To oversimplify a complex problem, we need to reduce nutrient erosion, runoff and releases from our land-based activities. We are all responsible, in part, for these activities. They include community developments like impervious surfaces of roads, sidewalks, school buildings and parking lots; community wastewater treatment facilities; commercial developments like buildings and parking; farming; forestry; and erosion from streams and riverbanks.
We are all contributing, and we all have to make changes to adapt.
It’s convenient to blame farm and forestland owners.

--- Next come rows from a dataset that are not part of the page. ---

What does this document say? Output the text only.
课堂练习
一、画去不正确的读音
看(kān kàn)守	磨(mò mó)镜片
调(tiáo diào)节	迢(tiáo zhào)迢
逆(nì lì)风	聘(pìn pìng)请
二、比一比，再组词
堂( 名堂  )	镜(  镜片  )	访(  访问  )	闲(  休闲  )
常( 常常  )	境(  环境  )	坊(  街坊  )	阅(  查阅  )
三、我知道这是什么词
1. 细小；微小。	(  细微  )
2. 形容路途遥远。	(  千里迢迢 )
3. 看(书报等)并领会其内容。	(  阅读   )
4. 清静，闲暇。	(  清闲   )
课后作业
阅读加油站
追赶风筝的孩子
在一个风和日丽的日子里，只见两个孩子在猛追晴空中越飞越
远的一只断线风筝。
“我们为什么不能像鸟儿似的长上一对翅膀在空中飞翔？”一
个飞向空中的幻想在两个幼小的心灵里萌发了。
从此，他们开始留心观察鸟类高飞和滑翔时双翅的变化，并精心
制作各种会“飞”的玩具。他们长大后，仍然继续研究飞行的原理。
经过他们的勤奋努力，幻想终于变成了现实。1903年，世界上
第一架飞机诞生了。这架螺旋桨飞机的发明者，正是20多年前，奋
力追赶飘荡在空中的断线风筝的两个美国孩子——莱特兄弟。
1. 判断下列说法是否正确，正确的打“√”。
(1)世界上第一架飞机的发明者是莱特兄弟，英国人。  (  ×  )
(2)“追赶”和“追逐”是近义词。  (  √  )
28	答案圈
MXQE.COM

A better approach is to help farmers and foresters adopt changes that actually help reduce nutrient loss. Anyone who thinks a farmer doesn’t care about nutrient erosion from their land doesn’t know much about farming. Nutrients — phosphorous, nitrogen, potassium, and others — are valuable. They cost money. When they are lost to erosion, it hurts.
Removing nutrients from our water is difficult and expensive. The search for new technologies that can remediate nutrient-rich water needs to be encouraged and incentivized. Challenges that use the “power of the prize” are showing promise — even in our small state with the Phosphorus Challenge. Still, our current task must be to reduce erosion, runoff, and wastewater releases; that is the only cost-effective solution.
Some simple but effective solutions are already at hand. Best management practices for farm and forestland are in place and must be promoted and supported. Where costs are a constraint, we must consider the public good of investment in practices like: closing out steep logging roads and installing water bars and properly-sized culverts; leasing farm and forest riparian zones for long-cycle, deep rooted biomass growth; underwriting costs the market won’t bear in advanced manure and food waste management practices (Act 148); and improving the health of soils to retain water and soluble nutrients.
Commercial production and use of biochar in Vermont is an exciting possibility, something that has been used for millennia as a soil amendment. Adding biochar to soil increases soil’s capacity to fix soluble nutrients, creates long-term carbon sequestration, and represents a new market for our struggling forest-products industry.
Libertarian candidate Archie Flowers did not respond to today’s question in time to be included this week.